100,000+ U.S. troops in Afghanistan
Since 2001, 2,255 coalition deaths (1,402 Americans)
Although the Afghan War is unpopular—a poll in December 2010 found 63% opposed, 56% thinking it’s going badly (very badly say 21%), and 60% believing it’s not worth fighting—it was bipartisan, almost unanimous: “a war of necessity,” as the phrase went after the 9/11 attacks, and so it has not been a partisan electoral issue the way the Iraq War was. Younge notes that the war in Afghanistan was “supported by Nelson Mandela, Muhammad Ali and Susan Sontag.” In the U.S. Congress, only Barbara Lee of California, quoted above, voted against authorizing force. Perhaps she foresaw complications we are only belatedly recognizing. (She also received death threats.)
. . . as the principal retaliatory response to the terror attacks of 9/11, [the Afghan War] has failed. It hasn’t brought liberty, democracy or stability. It has killed untold thousands of civilians: untold because they are regarded as expendable. And not only has it not captured the perpetrators of the terror attack, there are far more acts of terrorism globally today than there were in 2001, in no small part because of the chaos wrought by the war on terror.
To really engage with what has gone wrong with the war in Afghanistan, Younge says,
would demand a sharp reckoning with why so many thought it would was right to begin with. The country would have to interrogate its militaristic reflexes and proclivities, and face the fact that while there were few good or certain options after 9/11 (ranging from the diplomatic to containment) this was one of the worst—and the others were never seriously considered.

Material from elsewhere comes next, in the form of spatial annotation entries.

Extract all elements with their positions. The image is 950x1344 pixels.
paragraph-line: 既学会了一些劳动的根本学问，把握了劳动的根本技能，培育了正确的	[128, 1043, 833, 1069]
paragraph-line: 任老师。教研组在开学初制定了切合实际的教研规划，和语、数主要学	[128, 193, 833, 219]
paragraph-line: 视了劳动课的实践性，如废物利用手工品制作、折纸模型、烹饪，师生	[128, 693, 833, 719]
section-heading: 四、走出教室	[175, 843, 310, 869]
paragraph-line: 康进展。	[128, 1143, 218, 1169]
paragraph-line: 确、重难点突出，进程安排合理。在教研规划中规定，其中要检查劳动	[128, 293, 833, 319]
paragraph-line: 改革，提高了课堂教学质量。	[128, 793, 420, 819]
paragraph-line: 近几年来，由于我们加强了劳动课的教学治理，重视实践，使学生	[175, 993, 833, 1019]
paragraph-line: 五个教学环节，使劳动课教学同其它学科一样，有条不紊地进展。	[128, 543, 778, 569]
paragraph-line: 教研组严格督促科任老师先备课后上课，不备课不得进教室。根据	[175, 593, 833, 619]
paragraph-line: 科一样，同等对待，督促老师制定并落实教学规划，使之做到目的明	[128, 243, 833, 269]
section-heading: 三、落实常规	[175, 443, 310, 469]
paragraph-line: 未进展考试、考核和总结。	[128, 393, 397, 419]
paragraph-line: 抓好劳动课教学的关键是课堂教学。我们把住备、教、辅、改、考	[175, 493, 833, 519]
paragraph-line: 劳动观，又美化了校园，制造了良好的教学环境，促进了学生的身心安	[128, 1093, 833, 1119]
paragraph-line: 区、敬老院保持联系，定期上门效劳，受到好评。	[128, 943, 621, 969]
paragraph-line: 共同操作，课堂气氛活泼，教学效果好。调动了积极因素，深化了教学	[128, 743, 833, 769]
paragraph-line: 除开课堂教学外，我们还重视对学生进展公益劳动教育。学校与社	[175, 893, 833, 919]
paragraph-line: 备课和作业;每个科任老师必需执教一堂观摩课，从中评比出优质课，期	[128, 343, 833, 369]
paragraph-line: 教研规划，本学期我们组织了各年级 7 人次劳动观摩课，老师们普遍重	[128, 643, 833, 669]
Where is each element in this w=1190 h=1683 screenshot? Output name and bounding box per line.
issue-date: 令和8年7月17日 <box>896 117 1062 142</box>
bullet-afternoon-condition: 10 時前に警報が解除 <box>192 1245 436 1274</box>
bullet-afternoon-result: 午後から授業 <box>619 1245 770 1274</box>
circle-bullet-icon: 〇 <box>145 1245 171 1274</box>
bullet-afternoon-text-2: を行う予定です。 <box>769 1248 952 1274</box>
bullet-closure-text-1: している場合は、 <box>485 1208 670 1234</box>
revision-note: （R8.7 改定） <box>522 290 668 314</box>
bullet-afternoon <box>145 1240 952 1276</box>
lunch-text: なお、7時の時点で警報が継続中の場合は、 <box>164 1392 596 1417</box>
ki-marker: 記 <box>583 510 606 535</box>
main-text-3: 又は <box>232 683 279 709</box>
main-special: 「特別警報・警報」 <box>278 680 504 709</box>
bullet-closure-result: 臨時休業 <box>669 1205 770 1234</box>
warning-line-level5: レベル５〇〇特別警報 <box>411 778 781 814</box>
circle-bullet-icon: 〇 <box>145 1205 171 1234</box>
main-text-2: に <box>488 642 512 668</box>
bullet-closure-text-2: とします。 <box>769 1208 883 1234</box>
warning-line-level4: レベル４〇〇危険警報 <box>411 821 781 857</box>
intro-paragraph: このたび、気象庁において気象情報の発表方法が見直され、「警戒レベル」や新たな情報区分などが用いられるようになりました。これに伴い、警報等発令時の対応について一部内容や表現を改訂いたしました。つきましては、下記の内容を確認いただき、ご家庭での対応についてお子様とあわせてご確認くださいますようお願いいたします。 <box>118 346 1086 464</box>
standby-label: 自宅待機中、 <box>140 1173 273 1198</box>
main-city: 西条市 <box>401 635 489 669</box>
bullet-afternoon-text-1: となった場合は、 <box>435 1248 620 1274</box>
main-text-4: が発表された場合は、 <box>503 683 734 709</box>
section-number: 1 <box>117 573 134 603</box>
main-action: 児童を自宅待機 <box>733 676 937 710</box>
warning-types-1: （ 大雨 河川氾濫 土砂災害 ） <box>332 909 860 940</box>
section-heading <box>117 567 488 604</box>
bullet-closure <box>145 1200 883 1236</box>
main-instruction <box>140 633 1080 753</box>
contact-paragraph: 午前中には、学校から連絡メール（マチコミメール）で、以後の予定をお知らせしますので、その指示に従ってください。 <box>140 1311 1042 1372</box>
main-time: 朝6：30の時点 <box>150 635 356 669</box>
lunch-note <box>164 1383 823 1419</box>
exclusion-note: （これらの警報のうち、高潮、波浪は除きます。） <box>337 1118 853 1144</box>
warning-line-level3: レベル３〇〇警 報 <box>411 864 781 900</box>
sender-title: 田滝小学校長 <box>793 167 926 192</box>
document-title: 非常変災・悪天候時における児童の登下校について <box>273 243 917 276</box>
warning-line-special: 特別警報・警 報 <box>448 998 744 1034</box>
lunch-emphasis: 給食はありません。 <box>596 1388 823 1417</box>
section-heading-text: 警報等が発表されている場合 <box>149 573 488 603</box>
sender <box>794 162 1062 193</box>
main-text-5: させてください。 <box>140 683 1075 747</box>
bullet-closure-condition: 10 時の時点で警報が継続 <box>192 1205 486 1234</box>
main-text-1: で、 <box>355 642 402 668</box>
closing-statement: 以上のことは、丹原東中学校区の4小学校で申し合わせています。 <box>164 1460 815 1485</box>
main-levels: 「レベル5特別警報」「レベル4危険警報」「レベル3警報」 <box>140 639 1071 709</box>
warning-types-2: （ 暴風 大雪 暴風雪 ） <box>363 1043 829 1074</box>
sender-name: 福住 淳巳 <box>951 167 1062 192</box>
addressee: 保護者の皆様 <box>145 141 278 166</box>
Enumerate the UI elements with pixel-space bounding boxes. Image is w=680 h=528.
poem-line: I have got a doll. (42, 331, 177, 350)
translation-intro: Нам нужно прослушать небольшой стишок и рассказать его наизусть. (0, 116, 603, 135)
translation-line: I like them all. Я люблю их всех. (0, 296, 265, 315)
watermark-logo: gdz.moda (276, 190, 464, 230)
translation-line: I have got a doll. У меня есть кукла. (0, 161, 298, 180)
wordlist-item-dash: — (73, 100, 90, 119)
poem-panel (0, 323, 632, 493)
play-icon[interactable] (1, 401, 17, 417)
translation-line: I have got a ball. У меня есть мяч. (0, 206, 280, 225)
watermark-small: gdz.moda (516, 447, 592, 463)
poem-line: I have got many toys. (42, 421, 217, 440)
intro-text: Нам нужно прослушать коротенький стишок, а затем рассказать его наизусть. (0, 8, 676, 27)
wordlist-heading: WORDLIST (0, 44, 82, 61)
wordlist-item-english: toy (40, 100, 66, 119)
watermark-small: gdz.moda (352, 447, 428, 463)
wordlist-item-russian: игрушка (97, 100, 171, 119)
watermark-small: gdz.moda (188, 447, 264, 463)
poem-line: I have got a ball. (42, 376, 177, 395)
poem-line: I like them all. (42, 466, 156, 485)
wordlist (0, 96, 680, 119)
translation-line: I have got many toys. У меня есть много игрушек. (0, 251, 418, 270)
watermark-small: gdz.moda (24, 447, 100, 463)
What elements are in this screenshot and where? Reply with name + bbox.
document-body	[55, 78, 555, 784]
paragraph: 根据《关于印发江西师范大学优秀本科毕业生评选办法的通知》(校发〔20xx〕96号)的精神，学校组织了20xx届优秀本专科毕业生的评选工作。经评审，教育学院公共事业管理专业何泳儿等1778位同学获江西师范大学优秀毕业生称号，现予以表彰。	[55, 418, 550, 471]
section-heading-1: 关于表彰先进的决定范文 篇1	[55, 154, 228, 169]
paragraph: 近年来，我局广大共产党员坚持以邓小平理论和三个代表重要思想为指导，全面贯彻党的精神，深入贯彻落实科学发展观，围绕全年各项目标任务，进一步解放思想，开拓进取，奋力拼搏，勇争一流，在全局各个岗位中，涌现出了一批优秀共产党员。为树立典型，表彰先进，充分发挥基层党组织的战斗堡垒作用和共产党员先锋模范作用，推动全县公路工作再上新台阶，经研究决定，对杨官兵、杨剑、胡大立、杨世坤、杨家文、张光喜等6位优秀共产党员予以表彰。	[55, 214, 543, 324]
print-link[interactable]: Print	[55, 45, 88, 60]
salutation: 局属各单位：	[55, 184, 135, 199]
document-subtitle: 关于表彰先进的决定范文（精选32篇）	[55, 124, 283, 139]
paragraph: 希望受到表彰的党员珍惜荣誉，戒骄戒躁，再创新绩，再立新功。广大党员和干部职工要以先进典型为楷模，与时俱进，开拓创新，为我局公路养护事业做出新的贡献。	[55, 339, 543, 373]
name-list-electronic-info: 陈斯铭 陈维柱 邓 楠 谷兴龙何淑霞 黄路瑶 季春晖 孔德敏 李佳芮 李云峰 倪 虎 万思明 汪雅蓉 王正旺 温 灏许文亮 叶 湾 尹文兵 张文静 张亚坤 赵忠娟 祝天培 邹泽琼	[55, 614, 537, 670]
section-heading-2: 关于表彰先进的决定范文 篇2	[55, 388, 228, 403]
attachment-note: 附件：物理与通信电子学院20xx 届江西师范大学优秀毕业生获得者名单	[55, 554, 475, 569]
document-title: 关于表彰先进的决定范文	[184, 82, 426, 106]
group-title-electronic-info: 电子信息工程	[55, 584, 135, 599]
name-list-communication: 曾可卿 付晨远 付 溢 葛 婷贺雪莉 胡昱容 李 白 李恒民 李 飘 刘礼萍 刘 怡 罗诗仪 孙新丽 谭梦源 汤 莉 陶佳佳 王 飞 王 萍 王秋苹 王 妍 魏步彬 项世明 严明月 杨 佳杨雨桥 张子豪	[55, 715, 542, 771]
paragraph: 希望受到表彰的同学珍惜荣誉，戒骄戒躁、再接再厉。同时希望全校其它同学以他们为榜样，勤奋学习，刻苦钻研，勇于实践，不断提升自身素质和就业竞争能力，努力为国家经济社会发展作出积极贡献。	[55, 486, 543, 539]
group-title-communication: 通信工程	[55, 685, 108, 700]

The United States has never seriously examined why the nation was attacked by al Qaeda. The grievances of Osama bin Laden have been blocked from view—for example, by the direct intervention with network news outlets by former national security advisor Condoleezza Rice in 2001. We have been told that the atrocities of September 11 were launched because “they hate our freedoms,” among other simplistic explanations and warnings that helped set the groundwork for a follow-on invasion of Iraq.
Among other things, bin Laden was outraged by the presence of U.S. military forces in Saudi Arabia, his native land but more importantly the site of the holy cities of Mecca and Medina; by U.S. support of Israel and indifference to the suffering of the Palestinians; and by the West’s (mainly America’s) getting for cheap the oil wealth of the Muslim lands—again, mainly from Saudi Arabia. (Bin Laden’s aims are explained in some detail in Through Our Enemies’ Eyes: Osama bin Laden, Radical Islam, and the Future of America [2002] by Michael Scheuer, former head of the CIA’s bin Laden unit.) To be sure, the royal family of Saudi Arabia benefits from the arrangements as well (though most U.S. troops have been removed), but these are among bin Laden’s objectives that get little airing in the American media. We obviously do not condone the hyper-violent means that al Qaeda (“the base”) has taken to avenge these conditions, but what bin Laden has articulated are legitimate political grievances. Ignoring the widespread sense of injustice in the Arab and Muslim world only increases the likelihood of further radicalization and retribution. Especially after the revolution in Egypt, you can believe the Saudi royal family is nervous. “Uneasy lies the head that wears a crown.”